Speziell zur Landtagswahl hatte der Thüringer Handwerkstag erneut „Wahlprüfsteine“ formuliert. In diesen Prüfsteinen werden den wichtigsten Parteien in Thüringen Fragen zum Handwerk gestellt. Unter anderem geht es dabei um Wirtschafts- und Ausbildungsförderung, Möglichkeiten zur Verbesserung der Eigenkapitalsituation der Betriebe, Entbürokratisierung, Arbeitsmarktpolitik sowie um Verkehrs- und Infrastrukturpolitik und Umweltpolitik.

Damit sich alle Handwerker ein Bild von den Parteien machen können, hier die Antwortschreiben der Parteien als pdf zum download:

CDU
SPD
PDS
FDP
Bündnis 90/Grüne


Im Folgendem finden Sie die Fragen und die dazugehörigen Antworten der Parteien in verkürzter Form.

1. Die Unterstützung des Handwerks auf Bundesebene, insbesondere im gesetzgeberischen Bereich, ist dringend notwendig.
– Welche Maßnahmen zur Senkung der Steuer- und Abgabenlast werden ergriffen?
– Welche steuerlichen Anreize zur Belebung der Nachfrage handwerklicher Dienstleistungen sollen geschaffen werden?
– Wie werden Sicherungsrechte effektiver gestaltet?

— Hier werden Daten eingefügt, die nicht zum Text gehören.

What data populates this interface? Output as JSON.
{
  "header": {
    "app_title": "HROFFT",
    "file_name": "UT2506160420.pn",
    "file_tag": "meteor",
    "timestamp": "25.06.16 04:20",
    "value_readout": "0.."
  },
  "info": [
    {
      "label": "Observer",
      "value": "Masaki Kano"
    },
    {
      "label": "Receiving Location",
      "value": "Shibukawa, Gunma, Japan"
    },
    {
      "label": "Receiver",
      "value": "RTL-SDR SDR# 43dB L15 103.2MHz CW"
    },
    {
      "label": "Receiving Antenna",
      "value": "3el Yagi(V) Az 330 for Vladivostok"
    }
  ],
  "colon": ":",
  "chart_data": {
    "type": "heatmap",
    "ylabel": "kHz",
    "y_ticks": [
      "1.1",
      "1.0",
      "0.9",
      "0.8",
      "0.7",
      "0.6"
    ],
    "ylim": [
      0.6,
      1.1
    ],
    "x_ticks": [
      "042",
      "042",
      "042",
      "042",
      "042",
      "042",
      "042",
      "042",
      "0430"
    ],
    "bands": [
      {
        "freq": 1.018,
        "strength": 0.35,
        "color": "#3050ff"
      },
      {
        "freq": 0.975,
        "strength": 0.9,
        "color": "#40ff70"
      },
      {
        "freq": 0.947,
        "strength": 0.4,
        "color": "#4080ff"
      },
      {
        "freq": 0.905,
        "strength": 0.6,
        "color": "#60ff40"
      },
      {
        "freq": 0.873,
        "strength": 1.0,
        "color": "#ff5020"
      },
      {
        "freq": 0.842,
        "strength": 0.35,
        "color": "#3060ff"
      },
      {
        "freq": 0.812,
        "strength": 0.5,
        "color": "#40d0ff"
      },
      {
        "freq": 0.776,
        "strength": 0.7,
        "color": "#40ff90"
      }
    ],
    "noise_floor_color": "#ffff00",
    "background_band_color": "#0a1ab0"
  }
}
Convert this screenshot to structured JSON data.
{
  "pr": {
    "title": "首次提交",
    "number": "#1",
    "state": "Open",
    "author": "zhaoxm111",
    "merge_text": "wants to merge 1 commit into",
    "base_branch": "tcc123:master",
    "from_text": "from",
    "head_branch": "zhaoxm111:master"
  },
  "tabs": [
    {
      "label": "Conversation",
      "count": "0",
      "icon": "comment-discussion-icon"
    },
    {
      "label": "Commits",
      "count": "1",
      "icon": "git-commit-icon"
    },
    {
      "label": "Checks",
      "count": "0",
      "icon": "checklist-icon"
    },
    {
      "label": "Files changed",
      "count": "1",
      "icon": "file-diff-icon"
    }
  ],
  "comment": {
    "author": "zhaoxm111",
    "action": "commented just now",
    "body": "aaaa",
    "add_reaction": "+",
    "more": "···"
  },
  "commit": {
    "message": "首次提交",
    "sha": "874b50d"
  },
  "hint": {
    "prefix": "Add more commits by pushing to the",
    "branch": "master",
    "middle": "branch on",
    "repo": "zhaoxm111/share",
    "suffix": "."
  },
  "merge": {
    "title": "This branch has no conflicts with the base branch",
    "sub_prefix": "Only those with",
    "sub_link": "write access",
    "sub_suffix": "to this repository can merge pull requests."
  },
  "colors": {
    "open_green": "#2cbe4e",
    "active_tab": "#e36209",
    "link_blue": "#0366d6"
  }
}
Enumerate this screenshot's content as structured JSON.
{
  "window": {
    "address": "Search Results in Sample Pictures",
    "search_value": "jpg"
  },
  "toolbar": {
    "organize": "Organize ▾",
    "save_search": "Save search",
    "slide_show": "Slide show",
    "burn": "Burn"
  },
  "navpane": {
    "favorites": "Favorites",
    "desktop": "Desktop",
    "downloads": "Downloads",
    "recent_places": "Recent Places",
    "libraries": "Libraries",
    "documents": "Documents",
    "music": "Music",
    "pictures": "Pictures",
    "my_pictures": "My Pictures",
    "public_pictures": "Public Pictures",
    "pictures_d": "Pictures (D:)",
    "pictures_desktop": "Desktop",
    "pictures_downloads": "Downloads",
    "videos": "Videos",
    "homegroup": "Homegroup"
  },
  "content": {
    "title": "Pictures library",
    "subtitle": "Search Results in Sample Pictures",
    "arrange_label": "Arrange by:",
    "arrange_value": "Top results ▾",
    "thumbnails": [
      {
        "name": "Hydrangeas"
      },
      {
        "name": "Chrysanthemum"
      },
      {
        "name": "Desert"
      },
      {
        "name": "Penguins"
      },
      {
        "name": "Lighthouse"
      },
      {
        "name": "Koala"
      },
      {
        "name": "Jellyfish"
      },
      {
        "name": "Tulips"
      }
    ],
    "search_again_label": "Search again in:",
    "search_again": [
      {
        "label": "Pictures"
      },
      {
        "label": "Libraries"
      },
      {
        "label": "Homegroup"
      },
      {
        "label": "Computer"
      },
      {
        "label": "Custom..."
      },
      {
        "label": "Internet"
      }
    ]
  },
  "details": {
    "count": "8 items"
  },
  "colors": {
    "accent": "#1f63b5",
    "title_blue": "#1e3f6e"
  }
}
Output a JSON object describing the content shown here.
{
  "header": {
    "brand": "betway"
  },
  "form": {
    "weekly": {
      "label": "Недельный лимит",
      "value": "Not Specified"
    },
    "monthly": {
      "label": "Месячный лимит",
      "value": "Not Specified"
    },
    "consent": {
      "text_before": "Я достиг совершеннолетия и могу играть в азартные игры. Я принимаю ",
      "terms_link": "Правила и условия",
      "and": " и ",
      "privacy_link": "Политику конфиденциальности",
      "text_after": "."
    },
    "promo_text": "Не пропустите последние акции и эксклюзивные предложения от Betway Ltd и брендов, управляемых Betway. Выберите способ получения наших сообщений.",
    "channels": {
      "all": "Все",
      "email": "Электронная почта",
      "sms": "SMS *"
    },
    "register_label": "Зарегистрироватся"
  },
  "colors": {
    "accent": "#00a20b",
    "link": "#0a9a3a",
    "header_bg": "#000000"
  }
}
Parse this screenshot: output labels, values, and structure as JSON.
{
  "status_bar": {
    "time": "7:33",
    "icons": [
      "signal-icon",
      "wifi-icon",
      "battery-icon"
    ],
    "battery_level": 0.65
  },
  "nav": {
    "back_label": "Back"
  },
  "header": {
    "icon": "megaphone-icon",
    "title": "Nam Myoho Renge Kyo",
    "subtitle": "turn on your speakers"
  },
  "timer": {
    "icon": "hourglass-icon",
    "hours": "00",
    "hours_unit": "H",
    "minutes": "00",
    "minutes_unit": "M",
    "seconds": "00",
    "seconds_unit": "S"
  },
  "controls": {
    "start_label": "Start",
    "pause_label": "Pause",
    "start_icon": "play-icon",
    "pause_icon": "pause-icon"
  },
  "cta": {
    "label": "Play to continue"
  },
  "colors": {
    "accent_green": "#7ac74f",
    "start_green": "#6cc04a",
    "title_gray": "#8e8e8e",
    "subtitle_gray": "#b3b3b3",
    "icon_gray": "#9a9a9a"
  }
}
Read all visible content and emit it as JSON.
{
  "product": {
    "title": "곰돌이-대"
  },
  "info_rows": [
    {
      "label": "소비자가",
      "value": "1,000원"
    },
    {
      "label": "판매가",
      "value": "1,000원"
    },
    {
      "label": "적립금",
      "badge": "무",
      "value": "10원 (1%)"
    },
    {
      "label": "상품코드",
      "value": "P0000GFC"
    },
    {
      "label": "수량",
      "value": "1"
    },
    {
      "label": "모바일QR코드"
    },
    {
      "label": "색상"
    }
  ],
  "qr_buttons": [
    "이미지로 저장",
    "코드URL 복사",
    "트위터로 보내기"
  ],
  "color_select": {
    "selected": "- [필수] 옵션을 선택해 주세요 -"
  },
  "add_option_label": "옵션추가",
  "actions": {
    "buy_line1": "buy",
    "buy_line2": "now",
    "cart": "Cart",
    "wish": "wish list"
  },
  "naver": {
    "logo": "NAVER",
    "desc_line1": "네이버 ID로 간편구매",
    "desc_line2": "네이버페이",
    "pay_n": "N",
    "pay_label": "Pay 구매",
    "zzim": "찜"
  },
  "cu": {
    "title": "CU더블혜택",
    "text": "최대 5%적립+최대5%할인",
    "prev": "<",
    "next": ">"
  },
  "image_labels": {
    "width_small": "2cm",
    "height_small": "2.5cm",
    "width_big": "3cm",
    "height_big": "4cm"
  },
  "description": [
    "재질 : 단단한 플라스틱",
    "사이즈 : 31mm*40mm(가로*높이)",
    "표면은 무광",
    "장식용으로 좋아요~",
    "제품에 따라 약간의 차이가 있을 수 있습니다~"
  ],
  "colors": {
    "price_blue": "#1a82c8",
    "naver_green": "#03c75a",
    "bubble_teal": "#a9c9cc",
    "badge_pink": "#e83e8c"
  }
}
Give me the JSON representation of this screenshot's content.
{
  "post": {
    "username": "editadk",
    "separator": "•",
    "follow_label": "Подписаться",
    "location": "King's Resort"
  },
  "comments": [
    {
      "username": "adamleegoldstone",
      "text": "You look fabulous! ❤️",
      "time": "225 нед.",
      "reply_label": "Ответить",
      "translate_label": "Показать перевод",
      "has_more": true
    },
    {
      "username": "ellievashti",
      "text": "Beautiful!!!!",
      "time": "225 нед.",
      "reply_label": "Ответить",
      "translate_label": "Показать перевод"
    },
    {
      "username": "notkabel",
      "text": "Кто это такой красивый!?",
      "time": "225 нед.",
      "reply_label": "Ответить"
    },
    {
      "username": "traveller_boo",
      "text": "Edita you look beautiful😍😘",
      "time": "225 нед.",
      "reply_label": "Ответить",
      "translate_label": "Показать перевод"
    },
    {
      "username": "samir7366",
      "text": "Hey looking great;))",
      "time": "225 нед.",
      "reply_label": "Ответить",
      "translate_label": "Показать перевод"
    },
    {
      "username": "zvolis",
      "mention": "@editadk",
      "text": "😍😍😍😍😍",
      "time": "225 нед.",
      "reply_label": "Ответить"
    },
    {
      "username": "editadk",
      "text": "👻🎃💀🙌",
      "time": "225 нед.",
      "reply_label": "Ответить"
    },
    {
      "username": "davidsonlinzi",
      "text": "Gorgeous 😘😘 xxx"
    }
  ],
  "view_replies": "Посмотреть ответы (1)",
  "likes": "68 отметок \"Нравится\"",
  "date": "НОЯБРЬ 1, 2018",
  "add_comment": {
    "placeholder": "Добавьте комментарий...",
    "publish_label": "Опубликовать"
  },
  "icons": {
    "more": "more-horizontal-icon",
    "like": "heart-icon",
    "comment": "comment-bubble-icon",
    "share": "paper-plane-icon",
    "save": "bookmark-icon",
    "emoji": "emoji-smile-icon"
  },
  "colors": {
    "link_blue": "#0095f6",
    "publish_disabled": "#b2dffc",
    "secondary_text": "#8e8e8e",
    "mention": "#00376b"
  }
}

CDU: Mit der Senkung der Steuersätze wurde eine Erhöhung der verfügbaren Einkommen erreicht sowie eine Verbesserung der Investitionsbedingungen. Durch die Einschränkung des Verlustabzuges wurde eine wichtige Änderung  zu Gunsten mittelständischer Unternehmen erreicht. Eine Substanzbesteuerung im Rahmen der Gewerbesteuer konnte verhindert werden. Die CDU setzt sich für die Erhaltung der Eigenheimzulage ein.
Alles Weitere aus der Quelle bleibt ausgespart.